Pendant que le prince André Bolkonski regardait tournoyer sa mort dans une quincaillerie désaffectée de Belleville, une jeune fille anonyme jouait du violon, quai de la Mégisserie, derrière sa fenêtre close. Toute vêtue de noir, debout devant la ville, la jeune fille torturait la sonate № 7 de Georg Friedrich Haendel.

Pour la millième fois, elle revit la séquence des actualités télévisées de vingt heures : le jeune policier blond, au manteau vert, qui gisait, tête éclatée, sur l’asphalte de Belleville, et la petite Vietnamienne, si vieille, si fragile, si menacée, qui demandait, en gros plan :

— Pouôtédger ?

Couronnant le manteau vert, la tête blonde du garçon figurait une vaste fleur sanglante au-dessus de sa tige.
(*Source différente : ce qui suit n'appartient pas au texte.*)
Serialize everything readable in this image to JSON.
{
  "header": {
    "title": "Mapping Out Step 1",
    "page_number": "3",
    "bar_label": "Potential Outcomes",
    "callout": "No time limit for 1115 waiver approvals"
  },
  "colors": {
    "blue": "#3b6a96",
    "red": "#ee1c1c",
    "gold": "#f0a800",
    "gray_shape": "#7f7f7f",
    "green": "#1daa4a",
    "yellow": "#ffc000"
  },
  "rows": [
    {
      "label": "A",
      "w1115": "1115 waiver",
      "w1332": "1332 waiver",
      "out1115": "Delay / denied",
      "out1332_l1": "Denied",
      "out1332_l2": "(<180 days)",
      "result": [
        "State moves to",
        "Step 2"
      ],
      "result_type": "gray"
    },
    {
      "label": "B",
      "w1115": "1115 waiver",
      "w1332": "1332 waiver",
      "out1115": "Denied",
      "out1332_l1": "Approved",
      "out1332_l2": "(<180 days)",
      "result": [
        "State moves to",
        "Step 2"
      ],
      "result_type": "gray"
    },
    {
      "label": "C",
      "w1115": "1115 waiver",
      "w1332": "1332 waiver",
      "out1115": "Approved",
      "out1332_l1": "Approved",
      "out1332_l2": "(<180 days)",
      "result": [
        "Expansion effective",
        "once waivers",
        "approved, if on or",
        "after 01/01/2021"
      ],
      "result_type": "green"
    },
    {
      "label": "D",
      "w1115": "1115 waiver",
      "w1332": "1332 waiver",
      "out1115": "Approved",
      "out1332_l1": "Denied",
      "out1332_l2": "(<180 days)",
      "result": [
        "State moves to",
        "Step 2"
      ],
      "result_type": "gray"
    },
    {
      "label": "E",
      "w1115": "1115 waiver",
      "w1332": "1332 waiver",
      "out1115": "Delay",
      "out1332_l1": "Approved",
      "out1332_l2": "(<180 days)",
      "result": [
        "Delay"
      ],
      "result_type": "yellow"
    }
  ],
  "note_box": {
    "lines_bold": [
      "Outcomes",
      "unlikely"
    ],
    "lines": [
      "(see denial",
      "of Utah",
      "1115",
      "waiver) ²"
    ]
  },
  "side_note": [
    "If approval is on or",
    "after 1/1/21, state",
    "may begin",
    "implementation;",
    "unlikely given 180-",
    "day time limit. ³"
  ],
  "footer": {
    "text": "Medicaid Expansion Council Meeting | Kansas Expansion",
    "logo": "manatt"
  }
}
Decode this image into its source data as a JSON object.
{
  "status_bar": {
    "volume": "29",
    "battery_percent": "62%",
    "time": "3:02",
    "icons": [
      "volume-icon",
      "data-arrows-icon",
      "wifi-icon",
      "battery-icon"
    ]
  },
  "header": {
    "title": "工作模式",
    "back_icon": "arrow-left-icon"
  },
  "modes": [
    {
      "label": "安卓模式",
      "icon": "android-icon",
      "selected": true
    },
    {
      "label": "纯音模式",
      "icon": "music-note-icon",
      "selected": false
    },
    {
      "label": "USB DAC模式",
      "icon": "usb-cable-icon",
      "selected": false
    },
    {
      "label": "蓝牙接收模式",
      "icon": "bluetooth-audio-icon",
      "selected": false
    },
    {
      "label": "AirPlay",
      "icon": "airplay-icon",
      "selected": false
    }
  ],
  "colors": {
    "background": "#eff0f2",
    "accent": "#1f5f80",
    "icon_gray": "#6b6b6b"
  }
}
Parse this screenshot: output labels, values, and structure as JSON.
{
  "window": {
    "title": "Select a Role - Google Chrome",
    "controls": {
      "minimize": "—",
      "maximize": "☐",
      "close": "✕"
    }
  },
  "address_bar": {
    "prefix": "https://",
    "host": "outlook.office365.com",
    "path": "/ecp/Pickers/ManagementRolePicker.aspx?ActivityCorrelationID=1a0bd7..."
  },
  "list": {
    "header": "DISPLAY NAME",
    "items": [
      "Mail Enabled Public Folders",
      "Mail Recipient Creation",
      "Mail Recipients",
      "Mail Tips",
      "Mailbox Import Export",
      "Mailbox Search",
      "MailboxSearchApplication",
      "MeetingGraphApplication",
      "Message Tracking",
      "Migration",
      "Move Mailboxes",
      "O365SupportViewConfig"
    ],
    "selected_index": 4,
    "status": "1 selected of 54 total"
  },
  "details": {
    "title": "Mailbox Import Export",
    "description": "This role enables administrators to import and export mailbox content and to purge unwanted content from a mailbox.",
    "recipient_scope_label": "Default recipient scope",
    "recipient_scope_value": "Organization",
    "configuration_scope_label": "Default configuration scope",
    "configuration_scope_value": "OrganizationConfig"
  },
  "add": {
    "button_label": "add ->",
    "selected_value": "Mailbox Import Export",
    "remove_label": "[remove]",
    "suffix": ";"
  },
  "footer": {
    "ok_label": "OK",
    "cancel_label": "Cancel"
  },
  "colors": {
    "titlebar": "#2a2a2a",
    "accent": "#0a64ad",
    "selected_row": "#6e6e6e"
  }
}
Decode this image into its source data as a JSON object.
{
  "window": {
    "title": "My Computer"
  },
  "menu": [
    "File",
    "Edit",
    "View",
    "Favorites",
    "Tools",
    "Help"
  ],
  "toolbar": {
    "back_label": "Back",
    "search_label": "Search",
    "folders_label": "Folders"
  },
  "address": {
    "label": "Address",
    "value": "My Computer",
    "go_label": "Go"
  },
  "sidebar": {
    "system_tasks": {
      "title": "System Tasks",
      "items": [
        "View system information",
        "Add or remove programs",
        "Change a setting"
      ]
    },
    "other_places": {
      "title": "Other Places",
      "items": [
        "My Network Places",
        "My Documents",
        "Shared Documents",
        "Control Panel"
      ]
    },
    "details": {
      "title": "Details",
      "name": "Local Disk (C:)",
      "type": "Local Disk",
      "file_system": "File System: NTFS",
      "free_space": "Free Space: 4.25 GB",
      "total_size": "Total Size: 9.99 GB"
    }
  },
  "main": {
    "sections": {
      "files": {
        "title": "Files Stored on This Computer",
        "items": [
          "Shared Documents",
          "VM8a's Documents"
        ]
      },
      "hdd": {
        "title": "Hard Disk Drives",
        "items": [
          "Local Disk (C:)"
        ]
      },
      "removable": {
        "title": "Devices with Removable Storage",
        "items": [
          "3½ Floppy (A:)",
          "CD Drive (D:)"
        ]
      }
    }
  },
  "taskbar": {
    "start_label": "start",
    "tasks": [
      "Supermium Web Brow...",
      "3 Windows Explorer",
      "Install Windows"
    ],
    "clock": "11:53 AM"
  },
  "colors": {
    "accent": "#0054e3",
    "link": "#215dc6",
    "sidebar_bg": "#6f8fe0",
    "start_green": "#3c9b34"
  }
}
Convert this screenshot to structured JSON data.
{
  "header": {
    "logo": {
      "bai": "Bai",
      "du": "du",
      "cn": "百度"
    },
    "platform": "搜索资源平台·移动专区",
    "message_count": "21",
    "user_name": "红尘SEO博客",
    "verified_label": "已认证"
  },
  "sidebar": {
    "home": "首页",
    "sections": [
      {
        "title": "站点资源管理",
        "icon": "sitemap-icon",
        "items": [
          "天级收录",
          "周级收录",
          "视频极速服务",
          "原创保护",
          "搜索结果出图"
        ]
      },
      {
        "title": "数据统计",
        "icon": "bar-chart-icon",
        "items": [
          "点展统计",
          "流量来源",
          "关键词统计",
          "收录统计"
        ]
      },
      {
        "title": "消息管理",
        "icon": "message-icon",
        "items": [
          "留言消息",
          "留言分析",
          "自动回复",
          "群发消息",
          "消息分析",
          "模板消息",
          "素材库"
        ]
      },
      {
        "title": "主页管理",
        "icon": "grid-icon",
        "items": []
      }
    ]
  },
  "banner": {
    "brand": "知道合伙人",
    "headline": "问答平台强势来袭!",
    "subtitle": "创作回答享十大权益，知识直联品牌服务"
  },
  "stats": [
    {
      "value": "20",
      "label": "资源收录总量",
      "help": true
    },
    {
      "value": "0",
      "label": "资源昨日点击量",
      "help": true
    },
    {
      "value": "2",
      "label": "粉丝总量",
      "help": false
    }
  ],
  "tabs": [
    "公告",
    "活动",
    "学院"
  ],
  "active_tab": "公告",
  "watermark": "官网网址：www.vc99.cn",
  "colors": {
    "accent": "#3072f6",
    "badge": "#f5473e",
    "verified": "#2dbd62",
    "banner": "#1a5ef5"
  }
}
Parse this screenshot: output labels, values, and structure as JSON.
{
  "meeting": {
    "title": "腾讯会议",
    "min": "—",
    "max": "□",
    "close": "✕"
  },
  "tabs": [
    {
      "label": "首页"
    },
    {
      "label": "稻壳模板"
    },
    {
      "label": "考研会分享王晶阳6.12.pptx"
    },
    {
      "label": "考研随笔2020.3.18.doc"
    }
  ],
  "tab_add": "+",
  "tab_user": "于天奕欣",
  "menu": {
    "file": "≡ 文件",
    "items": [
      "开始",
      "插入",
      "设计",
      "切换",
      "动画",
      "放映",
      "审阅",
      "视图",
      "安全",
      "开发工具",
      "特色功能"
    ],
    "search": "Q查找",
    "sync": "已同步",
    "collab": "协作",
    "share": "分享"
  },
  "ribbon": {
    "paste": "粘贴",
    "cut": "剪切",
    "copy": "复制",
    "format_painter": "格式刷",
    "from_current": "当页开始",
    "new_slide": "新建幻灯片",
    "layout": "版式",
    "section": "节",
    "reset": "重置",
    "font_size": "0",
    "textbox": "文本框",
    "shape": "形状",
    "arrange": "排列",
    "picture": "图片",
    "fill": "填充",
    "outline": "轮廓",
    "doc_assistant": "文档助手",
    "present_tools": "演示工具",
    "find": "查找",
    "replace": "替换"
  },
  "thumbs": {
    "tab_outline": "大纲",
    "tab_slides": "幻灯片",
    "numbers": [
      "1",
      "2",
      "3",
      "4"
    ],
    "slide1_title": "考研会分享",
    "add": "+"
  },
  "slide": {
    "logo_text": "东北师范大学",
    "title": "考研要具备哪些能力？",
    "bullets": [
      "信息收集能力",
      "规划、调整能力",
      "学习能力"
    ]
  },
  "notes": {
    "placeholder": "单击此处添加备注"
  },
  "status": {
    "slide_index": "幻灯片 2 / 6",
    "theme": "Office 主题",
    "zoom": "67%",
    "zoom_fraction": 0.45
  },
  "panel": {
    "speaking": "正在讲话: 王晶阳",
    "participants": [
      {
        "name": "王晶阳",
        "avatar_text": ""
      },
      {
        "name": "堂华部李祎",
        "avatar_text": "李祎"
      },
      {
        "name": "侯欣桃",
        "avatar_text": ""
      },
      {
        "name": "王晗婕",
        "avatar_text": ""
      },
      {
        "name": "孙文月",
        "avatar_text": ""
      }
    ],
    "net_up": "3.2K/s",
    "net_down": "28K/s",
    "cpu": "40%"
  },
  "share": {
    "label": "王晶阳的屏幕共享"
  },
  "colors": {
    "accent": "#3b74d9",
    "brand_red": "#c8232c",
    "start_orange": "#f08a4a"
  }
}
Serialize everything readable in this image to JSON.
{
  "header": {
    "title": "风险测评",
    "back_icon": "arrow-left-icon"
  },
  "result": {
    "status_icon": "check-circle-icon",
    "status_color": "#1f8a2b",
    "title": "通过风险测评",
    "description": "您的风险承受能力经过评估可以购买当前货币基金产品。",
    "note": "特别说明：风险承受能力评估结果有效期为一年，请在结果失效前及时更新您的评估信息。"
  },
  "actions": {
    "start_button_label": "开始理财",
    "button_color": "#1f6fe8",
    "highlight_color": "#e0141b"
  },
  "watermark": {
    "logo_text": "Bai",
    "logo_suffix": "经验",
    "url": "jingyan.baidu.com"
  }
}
— Quelle horreur ! avait dit maman.

— Elle ressemble à Hô Chi Minh, cette Vietnamienne, tu ne trouves pas ? avait demandé papa.

* * *

La jeune fille avait discrètement quitté le cercle de famille et s’était enfermée dans sa chambre. Elle n’avait pas allumé la lumière. Elle avait pris son violon. Debout devant la double fenêtre close, elle s’était mise à jouer toutes les pièces de son répertoire. Cela faisait maintenant quatre heures qu’elle jouait. Elle découpait la musique dans la nuit à petits coups d’archet tranchants. Les doigts de sa main gauche se relâchaient si vite au passage du crin qu’ils étouffaient toute résonance. Rien d’autre que cette note juste et glacée comme une lame. On eût dit qu’elle jouait avec un rasoir. Qu’elle lacérait ses plus jolies robes… C’était le tour de Georg Friedrich Haendel, maintenant.

La ville égorgeait les vieilles dames…

La ville faisait exploser les jeunes têtes blondes… — « Pouôtédger ? » demandait une Vietnamienne seule dans la ville… « pouôtédger ? »…

— Il n’y a pas d’amour, murmura la jeune fille entre ses dents.

C’est alors qu’elle vit l’auto. C’était une longue auto noire dont la carrosserie luisait vaguement. Elle venait de se garer au beau milieu du Pont-Neuf, au-dessus de la Seine, avec majesté, comme on accoste. La porte arrière s’ouvrit. La jeune fille vit un homme sortir. Il soutenait une femme chancelante.

— Saoule, diagnostiqua la jeune fille.

(Et le passage de son archet sur les cordes rendit un de ces sons vacillants dont seul le violon a l’horrible secret.)

L’homme et la femme titubaient vers le parapet. La jeune fille sentait la tête rousse de la femme peser de tout son poids sur l’épaule de son compagnon.

— À moins qu’elle ne soit enceinte, se dit la jeune fille, il y a tant de raisons de vomir…

Mais non, la femme ne se cassa pas en deux pour rendre son trop-plein de maternité à la Seine. Le couple semblait rêver, au contraire, la tête de la femme contre l’épaule de l’homme, la joue de celui-ci dans la chevelure de celle-là. Le manteau de fourrure de la femme luisait comme la carrosserie de l’auto.